Herr Ruzowitzky, Ihr Spielfilm „Die Fälscher“ erzählt von KZ-Häftlingen, die von den Nazis gezwungen werden, im Lager britische Banknoten zu fälschen. Ihr neuer Film „Das radikal Böse“ ist ein dokumentarischer Essay über die Massenerschießungen von Juden im Zweiten Weltkrieg. Warum kehren Sie immer wieder zum Holocaust zurück?
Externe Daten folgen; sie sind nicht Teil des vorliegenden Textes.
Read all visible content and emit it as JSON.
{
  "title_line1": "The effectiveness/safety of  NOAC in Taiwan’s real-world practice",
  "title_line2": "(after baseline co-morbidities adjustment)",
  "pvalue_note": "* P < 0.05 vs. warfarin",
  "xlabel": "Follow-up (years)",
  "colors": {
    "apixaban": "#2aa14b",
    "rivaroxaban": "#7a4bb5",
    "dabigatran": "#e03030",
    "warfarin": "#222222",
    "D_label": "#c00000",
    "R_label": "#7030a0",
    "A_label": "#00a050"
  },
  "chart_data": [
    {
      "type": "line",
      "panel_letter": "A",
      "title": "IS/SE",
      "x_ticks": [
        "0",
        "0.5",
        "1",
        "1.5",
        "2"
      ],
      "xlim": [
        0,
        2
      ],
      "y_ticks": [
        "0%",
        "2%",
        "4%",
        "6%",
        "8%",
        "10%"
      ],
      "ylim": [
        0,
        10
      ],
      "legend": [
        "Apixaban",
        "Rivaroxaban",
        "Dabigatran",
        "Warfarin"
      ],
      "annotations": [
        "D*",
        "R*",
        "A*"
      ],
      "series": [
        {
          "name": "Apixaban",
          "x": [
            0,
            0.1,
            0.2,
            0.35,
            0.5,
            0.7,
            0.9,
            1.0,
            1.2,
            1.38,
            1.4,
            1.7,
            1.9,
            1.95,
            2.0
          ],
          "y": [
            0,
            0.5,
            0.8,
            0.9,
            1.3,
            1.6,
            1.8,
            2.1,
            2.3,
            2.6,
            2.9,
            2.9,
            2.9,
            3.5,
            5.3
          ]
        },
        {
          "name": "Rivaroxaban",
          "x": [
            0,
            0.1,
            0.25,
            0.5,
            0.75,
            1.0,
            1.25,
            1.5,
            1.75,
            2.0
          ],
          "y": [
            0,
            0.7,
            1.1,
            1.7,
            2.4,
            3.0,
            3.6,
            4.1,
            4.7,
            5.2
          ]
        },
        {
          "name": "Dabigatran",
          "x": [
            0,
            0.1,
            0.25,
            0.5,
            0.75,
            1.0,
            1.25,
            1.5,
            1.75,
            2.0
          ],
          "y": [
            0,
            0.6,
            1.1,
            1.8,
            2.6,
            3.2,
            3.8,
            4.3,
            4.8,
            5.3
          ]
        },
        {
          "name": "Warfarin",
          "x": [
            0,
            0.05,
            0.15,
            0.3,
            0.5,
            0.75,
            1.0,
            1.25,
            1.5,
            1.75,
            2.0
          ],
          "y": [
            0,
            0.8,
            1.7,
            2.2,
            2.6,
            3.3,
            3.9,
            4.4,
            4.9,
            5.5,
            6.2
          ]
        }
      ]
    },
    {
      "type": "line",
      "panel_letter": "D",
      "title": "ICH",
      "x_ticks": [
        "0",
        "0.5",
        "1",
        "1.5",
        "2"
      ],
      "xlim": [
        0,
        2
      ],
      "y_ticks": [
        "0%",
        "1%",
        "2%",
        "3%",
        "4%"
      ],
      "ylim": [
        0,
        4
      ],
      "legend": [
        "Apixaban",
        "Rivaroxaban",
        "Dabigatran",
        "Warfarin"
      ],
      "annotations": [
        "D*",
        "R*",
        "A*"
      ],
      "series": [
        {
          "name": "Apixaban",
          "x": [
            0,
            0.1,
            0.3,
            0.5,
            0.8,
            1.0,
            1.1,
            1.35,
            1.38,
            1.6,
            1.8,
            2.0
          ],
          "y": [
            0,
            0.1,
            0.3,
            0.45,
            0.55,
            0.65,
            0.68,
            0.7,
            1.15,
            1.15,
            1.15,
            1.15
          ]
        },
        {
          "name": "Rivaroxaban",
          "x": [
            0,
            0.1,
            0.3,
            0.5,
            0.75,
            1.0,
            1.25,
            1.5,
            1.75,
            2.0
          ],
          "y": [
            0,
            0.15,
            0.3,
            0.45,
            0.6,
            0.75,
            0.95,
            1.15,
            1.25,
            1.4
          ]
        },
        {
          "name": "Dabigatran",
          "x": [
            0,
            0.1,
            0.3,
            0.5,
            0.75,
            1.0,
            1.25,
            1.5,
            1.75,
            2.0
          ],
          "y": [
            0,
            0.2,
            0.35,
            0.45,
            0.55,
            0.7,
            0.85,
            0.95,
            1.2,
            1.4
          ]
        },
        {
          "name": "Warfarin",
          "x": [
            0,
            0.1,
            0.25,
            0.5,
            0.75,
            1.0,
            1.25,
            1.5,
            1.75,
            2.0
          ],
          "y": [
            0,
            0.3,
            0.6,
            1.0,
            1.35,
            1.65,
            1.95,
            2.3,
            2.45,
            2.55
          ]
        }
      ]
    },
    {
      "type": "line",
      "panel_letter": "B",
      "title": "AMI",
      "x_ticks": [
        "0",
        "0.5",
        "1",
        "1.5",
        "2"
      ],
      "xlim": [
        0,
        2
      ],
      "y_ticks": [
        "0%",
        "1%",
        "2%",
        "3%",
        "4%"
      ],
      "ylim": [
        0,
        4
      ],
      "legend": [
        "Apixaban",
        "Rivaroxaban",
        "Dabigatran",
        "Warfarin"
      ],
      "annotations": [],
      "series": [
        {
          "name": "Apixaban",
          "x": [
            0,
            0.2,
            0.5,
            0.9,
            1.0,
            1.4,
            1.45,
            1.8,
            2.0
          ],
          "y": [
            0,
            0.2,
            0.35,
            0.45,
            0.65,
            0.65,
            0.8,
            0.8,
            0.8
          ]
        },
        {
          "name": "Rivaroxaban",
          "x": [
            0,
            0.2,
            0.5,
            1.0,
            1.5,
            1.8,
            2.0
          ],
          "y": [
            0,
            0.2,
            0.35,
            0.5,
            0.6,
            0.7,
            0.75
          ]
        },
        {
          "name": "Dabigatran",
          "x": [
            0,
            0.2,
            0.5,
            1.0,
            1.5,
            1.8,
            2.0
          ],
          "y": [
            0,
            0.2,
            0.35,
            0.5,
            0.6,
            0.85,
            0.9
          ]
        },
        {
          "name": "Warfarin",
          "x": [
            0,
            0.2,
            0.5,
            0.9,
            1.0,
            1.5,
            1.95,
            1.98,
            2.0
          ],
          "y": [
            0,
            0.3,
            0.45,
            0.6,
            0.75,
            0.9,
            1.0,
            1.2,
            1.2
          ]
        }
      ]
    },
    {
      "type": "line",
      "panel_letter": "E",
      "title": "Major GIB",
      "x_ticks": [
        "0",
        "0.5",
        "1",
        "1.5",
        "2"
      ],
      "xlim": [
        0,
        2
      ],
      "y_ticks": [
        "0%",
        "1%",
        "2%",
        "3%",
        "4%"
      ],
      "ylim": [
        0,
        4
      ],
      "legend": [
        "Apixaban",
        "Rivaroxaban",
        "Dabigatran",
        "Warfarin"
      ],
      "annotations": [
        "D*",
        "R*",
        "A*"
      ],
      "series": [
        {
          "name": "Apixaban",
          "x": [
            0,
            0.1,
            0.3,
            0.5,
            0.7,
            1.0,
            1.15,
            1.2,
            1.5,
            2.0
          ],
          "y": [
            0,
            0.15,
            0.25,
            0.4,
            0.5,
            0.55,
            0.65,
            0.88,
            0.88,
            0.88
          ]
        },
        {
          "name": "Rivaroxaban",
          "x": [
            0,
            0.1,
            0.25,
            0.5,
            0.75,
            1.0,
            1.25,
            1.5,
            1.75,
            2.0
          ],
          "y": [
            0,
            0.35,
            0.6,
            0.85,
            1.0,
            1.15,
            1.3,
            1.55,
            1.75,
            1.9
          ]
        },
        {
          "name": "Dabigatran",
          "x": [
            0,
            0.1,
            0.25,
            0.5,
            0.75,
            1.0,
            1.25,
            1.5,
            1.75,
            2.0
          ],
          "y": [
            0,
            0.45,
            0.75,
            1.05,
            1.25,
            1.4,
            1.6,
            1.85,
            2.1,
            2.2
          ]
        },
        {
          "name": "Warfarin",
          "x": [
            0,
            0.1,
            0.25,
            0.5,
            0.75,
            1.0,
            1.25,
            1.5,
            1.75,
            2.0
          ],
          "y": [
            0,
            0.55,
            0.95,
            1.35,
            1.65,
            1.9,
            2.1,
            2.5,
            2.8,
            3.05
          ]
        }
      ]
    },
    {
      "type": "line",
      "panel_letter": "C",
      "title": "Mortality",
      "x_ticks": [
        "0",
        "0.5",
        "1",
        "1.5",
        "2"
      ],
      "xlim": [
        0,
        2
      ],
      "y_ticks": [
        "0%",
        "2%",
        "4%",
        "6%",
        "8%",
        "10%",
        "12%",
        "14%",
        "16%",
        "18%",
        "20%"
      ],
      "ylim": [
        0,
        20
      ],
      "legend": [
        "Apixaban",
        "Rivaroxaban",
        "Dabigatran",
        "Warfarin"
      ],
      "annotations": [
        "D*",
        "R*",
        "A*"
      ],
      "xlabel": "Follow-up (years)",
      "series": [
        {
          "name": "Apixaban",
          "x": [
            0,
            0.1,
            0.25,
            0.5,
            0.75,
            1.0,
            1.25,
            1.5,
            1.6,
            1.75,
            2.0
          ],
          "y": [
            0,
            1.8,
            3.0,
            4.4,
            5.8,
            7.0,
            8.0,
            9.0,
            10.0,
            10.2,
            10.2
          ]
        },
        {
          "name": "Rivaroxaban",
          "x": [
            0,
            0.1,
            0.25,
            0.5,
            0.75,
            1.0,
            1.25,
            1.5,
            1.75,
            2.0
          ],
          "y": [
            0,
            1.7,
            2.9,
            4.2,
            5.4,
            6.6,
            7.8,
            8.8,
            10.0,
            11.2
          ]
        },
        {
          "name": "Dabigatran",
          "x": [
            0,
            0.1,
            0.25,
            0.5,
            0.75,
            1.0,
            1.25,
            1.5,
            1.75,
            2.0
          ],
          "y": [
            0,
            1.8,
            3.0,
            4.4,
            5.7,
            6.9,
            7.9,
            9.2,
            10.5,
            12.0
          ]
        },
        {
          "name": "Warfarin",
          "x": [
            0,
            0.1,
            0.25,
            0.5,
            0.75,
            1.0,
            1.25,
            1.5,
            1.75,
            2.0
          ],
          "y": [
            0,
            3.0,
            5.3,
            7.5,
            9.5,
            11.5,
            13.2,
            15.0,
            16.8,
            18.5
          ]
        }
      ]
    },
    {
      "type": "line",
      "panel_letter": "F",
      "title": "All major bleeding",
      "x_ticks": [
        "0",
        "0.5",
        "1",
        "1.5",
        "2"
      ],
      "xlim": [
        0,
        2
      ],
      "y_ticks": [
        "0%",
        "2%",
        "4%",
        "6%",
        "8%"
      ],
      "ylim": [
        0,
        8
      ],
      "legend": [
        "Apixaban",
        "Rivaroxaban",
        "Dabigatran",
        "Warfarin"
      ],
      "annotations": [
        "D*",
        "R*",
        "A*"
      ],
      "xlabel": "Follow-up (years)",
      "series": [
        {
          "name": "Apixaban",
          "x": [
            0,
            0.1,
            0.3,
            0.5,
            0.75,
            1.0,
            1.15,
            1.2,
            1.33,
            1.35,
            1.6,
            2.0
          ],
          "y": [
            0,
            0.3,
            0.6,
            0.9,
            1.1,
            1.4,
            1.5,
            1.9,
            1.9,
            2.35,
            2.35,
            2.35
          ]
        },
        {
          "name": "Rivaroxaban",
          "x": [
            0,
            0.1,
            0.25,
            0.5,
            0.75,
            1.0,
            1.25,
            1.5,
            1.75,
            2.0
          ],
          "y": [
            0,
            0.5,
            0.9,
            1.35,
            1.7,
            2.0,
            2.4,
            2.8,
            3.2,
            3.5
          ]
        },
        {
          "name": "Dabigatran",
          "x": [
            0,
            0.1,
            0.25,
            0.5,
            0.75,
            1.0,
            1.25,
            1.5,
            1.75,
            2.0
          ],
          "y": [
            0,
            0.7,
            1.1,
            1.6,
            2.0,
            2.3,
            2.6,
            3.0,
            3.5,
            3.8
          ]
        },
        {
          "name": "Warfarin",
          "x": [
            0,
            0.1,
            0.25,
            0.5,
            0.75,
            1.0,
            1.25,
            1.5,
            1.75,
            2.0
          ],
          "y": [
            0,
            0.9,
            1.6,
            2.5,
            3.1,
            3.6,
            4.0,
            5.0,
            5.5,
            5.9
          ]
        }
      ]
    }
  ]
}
Mein neuer Film behandelt nicht, was wann wo geschah. Sondern es geht um die Motivation von Tätern. An einem so extremen Beispiel wie dem Holocaust wird hier untersucht, wie Menschen funktionieren, warum sie bestimmte, auch schreckliche Dinge tun. Und zwar in der Gruppe; es geht auch um politische Mechanismen. Mir lag daran, an diesen gewissermaßen konventionellen Teil des Genozids zu erinnern: die Massenerschießungen, bei denen sich Täter und Opfer ja oft Auge in Auge gegenüberstanden. Mit dem Holocaust verbindet man gemeinhin die Gaskammern und Konzentrationslager. Aber ein Drittel der Holocaust-Opfer kam zwischen 1941 und 1943 bei den Erschießungen um, die hauptsächlich von Soldaten der Wehrmacht und deutschen Polizeieinheiten vorgenommen wurden.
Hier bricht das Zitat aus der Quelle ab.